“It’s Not You” – (Short Film Review)

It's Not You pic 2

By Andrew Buckner
Rating: ****1/2 out of *****.

“It’s Not You” (2013), the four-minute debut short from writer-director Sophie Peters-Wilson, is a sentimentally searing powerhouse; a visual poem told largely via flashbacks. It is one where joy is overtaken by a hidden heartache. What makes the material all the more potent is that it these memories, and the emotive journey attached to them, personify what is occurring in the mind of a young girl. She is referred to in the credits merely as Daughter (a performance by Abigail Spitler that tremendously conveys all the conflicting sensations someone in her position would undergo in such a situation). As the undertaking commences, she is being told that her parents are about to partake in a divorce. What follows showcases magnificently, achingly Daughter’s altering perspective. This is concerning what initially appeared to be happy times.
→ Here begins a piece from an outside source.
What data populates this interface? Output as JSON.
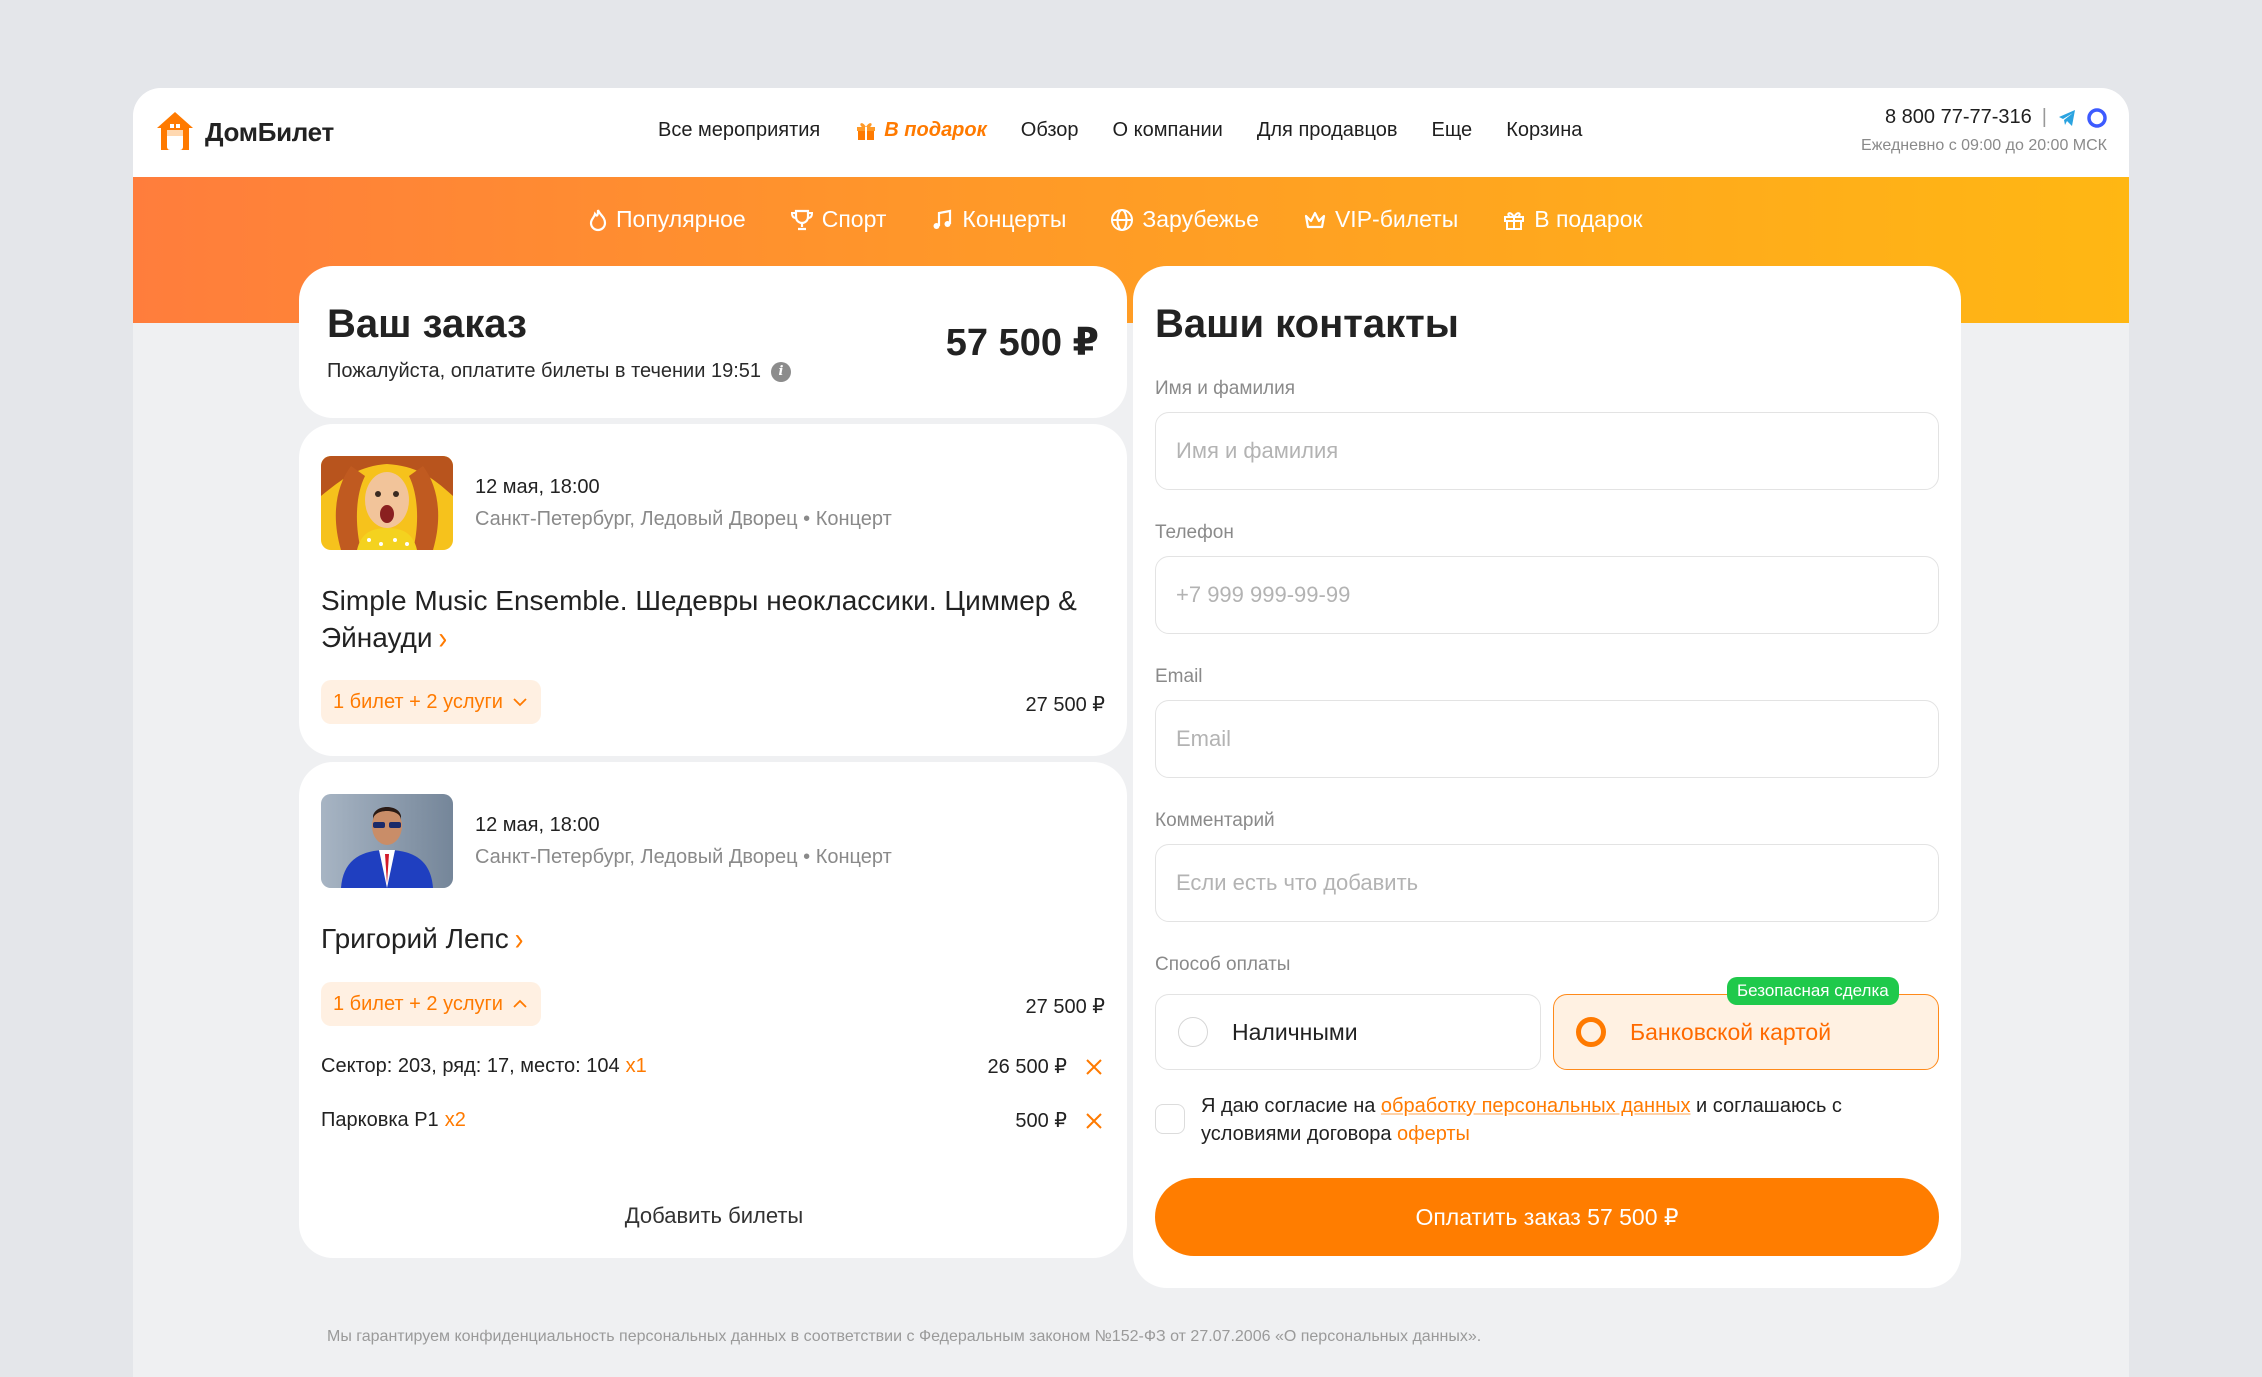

Peters-Wilson communicates this to the audience with small tidbits, all of which suggest transformative secrets, which were either regressed or deliberately hidden from Daughter’s eyes. For instance, one sequence showcases a close-up of Father (in another commanding, passionate and hypnotic enactment from Timothy J. Cox) pulling himself out of the locked hand of Mother (in a phenomenal, well-rounded depiction by Sarah Ruth Blake). This is to address another woman who has stopped to ask Father a question. Yet, the moment, heightened by the angry glimmer in Mother’s eyes as the instant occurs, speaks of jealousy. There are also various other hidden undertones. These are of her suspicions that Father is not being faithful. As the mid-section becomes a balance of arguments between both the maternal and paternal halves of this familial unit, Peters-Wilson clearly states the concealed tiff, revolving around the fear of breaking the matrimonial bond, between the two. It is during this succession, more than ever, we also note how remarkably Peters-Wilson has put us into the mind of Daughter. This transpires as we find ourselves asking many of the same questions that the character herself must be forced to ask during this deliberation. These are inquiries like: “Is this particular time what caused their falling out? Was this simply part of a bigger sequence? What could’ve been done to change this while it happened?”
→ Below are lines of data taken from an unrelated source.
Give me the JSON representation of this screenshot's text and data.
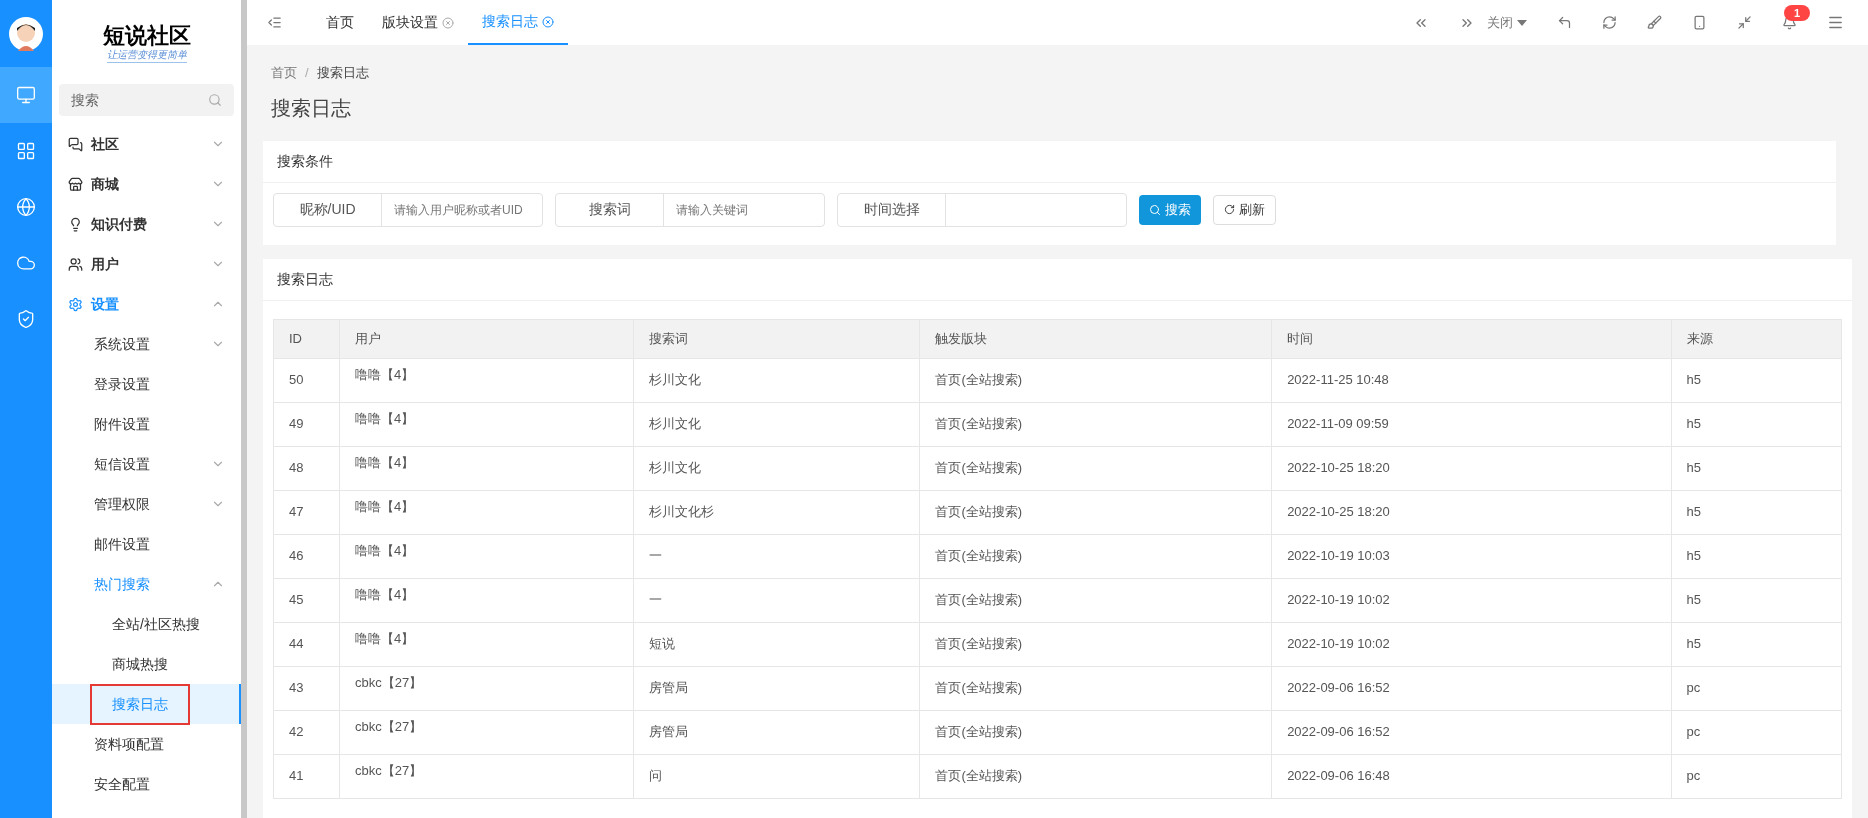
{
  "rail": [
    {
      "selected": true
    },
    {
      "selected": false
    },
    {
      "selected": false
    },
    {
      "selected": false
    },
    {
      "selected": false
    }
  ],
  "logo": {
    "title": "短说社区",
    "slogan": "让运营变得更简单"
  },
  "sidebar": {
    "search": {
      "placeholder": "搜索"
    },
    "items": [
      {
        "label": "社区",
        "kind": "group",
        "expanded": false,
        "selected": false
      },
      {
        "label": "商城",
        "kind": "group",
        "expanded": false,
        "selected": false
      },
      {
        "label": "知识付费",
        "kind": "group",
        "expanded": false,
        "selected": false
      },
      {
        "label": "用户",
        "kind": "group",
        "expanded": false,
        "selected": false
      },
      {
        "label": "设置",
        "kind": "group",
        "expanded": true,
        "selected": false,
        "children": [
          {
            "label": "系统设置",
            "kind": "group",
            "expanded": false,
            "selected": false
          },
          {
            "label": "登录设置",
            "kind": "link",
            "selected": false
          },
          {
            "label": "附件设置",
            "kind": "link",
            "selected": false
          },
          {
            "label": "短信设置",
            "kind": "group",
            "expanded": false,
            "selected": false
          },
          {
            "label": "管理权限",
            "kind": "group",
            "expanded": false,
            "selected": false
          },
          {
            "label": "邮件设置",
            "kind": "link",
            "selected": false
          },
          {
            "label": "热门搜索",
            "kind": "group",
            "expanded": true,
            "selected": false,
            "children": [
              {
                "label": "全站/社区热搜",
                "kind": "link",
                "selected": false
              },
              {
                "label": "商城热搜",
                "kind": "link",
                "selected": false
              },
              {
                "label": "搜索日志",
                "kind": "link",
                "selected": true
              }
            ]
          },
          {
            "label": "资料项配置",
            "kind": "link",
            "selected": false
          },
          {
            "label": "安全配置",
            "kind": "link",
            "selected": false
          }
        ]
      }
    ]
  },
  "tabs": [
    {
      "label": "首页",
      "closable": false,
      "selected": false
    },
    {
      "label": "版块设置",
      "closable": true,
      "selected": false
    },
    {
      "label": "搜索日志",
      "closable": true,
      "selected": true
    }
  ],
  "toolbar": {
    "close_menu": "关闭",
    "notification_count": "1"
  },
  "breadcrumb": [
    "首页",
    "搜索日志"
  ],
  "breadcrumb_separator": "/",
  "page_title": "搜索日志",
  "filter_card": {
    "title": "搜索条件",
    "fields": [
      {
        "label": "昵称/UID",
        "placeholder": "请输入用户昵称或者UID"
      },
      {
        "label": "搜索词",
        "placeholder": "请输入关键词"
      },
      {
        "label": "时间选择"
      }
    ],
    "search_button": "搜索",
    "refresh_button": "刷新"
  },
  "log_card": {
    "title": "搜索日志",
    "table": {
      "columns": [
        "ID",
        "用户",
        "搜索词",
        "触发版块",
        "时间",
        "来源"
      ],
      "rows": [
        [
          "50",
          "噜噜【4】",
          "杉川文化",
          "首页(全站搜索)",
          "2022-11-25 10:48",
          "h5"
        ],
        [
          "49",
          "噜噜【4】",
          "杉川文化",
          "首页(全站搜索)",
          "2022-11-09 09:59",
          "h5"
        ],
        [
          "48",
          "噜噜【4】",
          "杉川文化",
          "首页(全站搜索)",
          "2022-10-25 18:20",
          "h5"
        ],
        [
          "47",
          "噜噜【4】",
          "杉川文化杉",
          "首页(全站搜索)",
          "2022-10-25 18:20",
          "h5"
        ],
        [
          "46",
          "噜噜【4】",
          "一",
          "首页(全站搜索)",
          "2022-10-19 10:03",
          "h5"
        ],
        [
          "45",
          "噜噜【4】",
          "一",
          "首页(全站搜索)",
          "2022-10-19 10:02",
          "h5"
        ],
        [
          "44",
          "噜噜【4】",
          "短说",
          "首页(全站搜索)",
          "2022-10-19 10:02",
          "h5"
        ],
        [
          "43",
          "cbkc【27】",
          "房管局",
          "首页(全站搜索)",
          "2022-09-06 16:52",
          "pc"
        ],
        [
          "42",
          "cbkc【27】",
          "房管局",
          "首页(全站搜索)",
          "2022-09-06 16:52",
          "pc"
        ],
        [
          "41",
          "cbkc【27】",
          "问",
          "首页(全站搜索)",
          "2022-09-06 16:48",
          "pc"
        ]
      ]
    }
  }
}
It all helps to make this brief affair, which was shot in New York City, victorious. This is as both a psychological portrait and a maturely fashioned character study. Likewise, Peters-Wilson, who created this haunting composition with a reported budget of only $100, provides a screenplay that is credible at every turn. This specific section is also brilliantly structured and fluently, suitably paced. Moreover, the sparse bits of dialogue Peters-Wilson provides her leads are endlessly believable. Such is especially accurate with the circumstances the collective kin unveils. Though Daughter’s outlook fuels the majority of this stalwart opus, Peters-Wilson goes out of her way to be respectful to the plight and perception of all involved. Such a decision amends the effort with all the more dimension and detail. In turn, it makes it feel all the more complete. Peters-Wilson’s stirring, meditative authorship is given a stylish visual component through her directing. It is one which is equally elegant and impressive. Both elements find the perfect note for the material immediately and execute it beautifully throughout. All of these aforementioned attributes are more than visible in the final product.
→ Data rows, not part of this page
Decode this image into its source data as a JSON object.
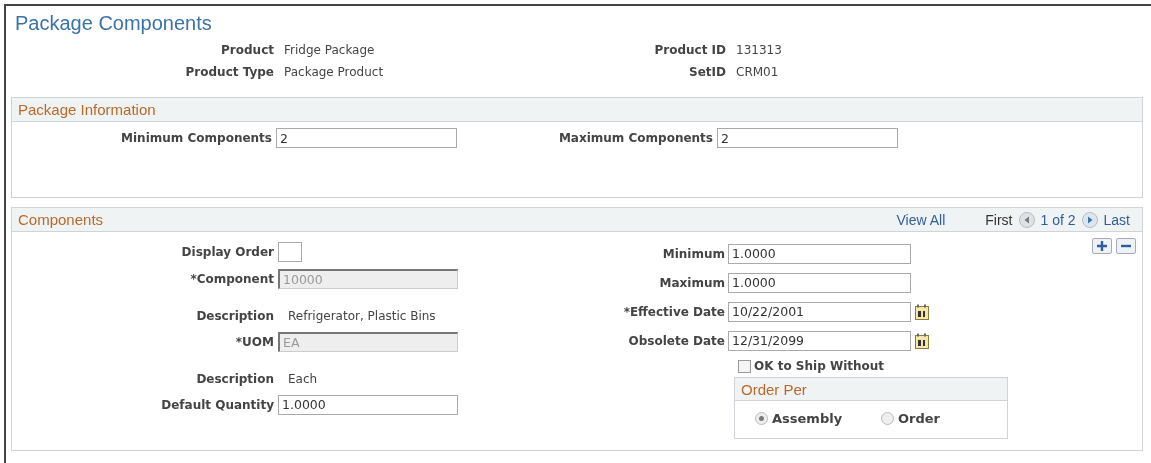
{
  "title": "Package Components",
  "header_fields": [
    {
      "label": "Product",
      "value": "Fridge Package"
    },
    {
      "label": "Product ID",
      "value": "131313"
    },
    {
      "label": "Product Type",
      "value": "Package Product"
    },
    {
      "label": "SetID",
      "value": "CRM01"
    }
  ],
  "package_information": {
    "title": "Package Information",
    "fields": [
      {
        "label": "Minimum Components",
        "value": "2"
      },
      {
        "label": "Maximum Components",
        "value": "2"
      }
    ]
  },
  "components": {
    "title": "Components",
    "nav": {
      "view_all": "View All",
      "first": "First",
      "position": "1 of 2",
      "last": "Last"
    },
    "left_fields": [
      {
        "kind": "small",
        "label": "Display Order"
      },
      {
        "kind": "disabled",
        "label": "*Component",
        "value": "10000"
      },
      {
        "kind": "text",
        "label": "Description",
        "value": "Refrigerator, Plastic Bins"
      },
      {
        "kind": "disabled",
        "label": "*UOM",
        "value": "EA"
      },
      {
        "kind": "text",
        "label": "Description",
        "value": "Each"
      },
      {
        "kind": "input",
        "label": "Default Quantity",
        "value": "1.0000"
      }
    ],
    "right_fields": [
      {
        "kind": "input",
        "label": "Minimum",
        "value": "1.0000"
      },
      {
        "kind": "input",
        "label": "Maximum",
        "value": "1.0000"
      },
      {
        "kind": "date",
        "label": "*Effective Date",
        "value": "10/22/2001"
      },
      {
        "kind": "date",
        "label": "Obsolete Date",
        "value": "12/31/2099"
      }
    ],
    "ok_to_ship": {
      "label": "OK to Ship Without",
      "checked": false
    },
    "order_per": {
      "title": "Order Per",
      "options": [
        {
          "label": "Assembly",
          "selected": true
        },
        {
          "label": "Order",
          "selected": false
        }
      ]
    }
  }
}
Peters-Wilson also offers cinematography which is absolutely stunning. This is from the aspect of its overall veneer and tonal mastery. The more upbeat moments are merry, bright and cheery. When the story exposes the dark underbelly of Mother and Father’s relationship, what we see on-screen is drenched in a color palette that is appropriately bleak. Peters-Wilson’s contribution in this respective category is all the more striking and wondrous because of how well she speaks to her audience through this, and all the previously stated, mediums. Her editing is just as sharp and seamless.

With the further assistance of tremendous camera work from four individuals, this is just as pleasurable to admire from a technical angle as it is to witness. Peters-Wilson and her moviemaking crew have provided a narrative that has undoubted resonance and true cathartic value. This is for those who, sadly, may find themselves in a similar condition as those we encounter within the venture. It is just as much for the personalities who can look back, much as Daughter may do years after the events of this tale have happened, in continued meditation. “It’s Not You” is a heartfelt, courageous, challenging and necessary drama. Peters-Wilson has crafted an unflinching, cerebral masterpiece. It is one which all of its spectators can utilize to understand, in one arena or another, and grow from. That, in itself, makes it certainly worthy of recommendation, seeking out and experiencing for yourself.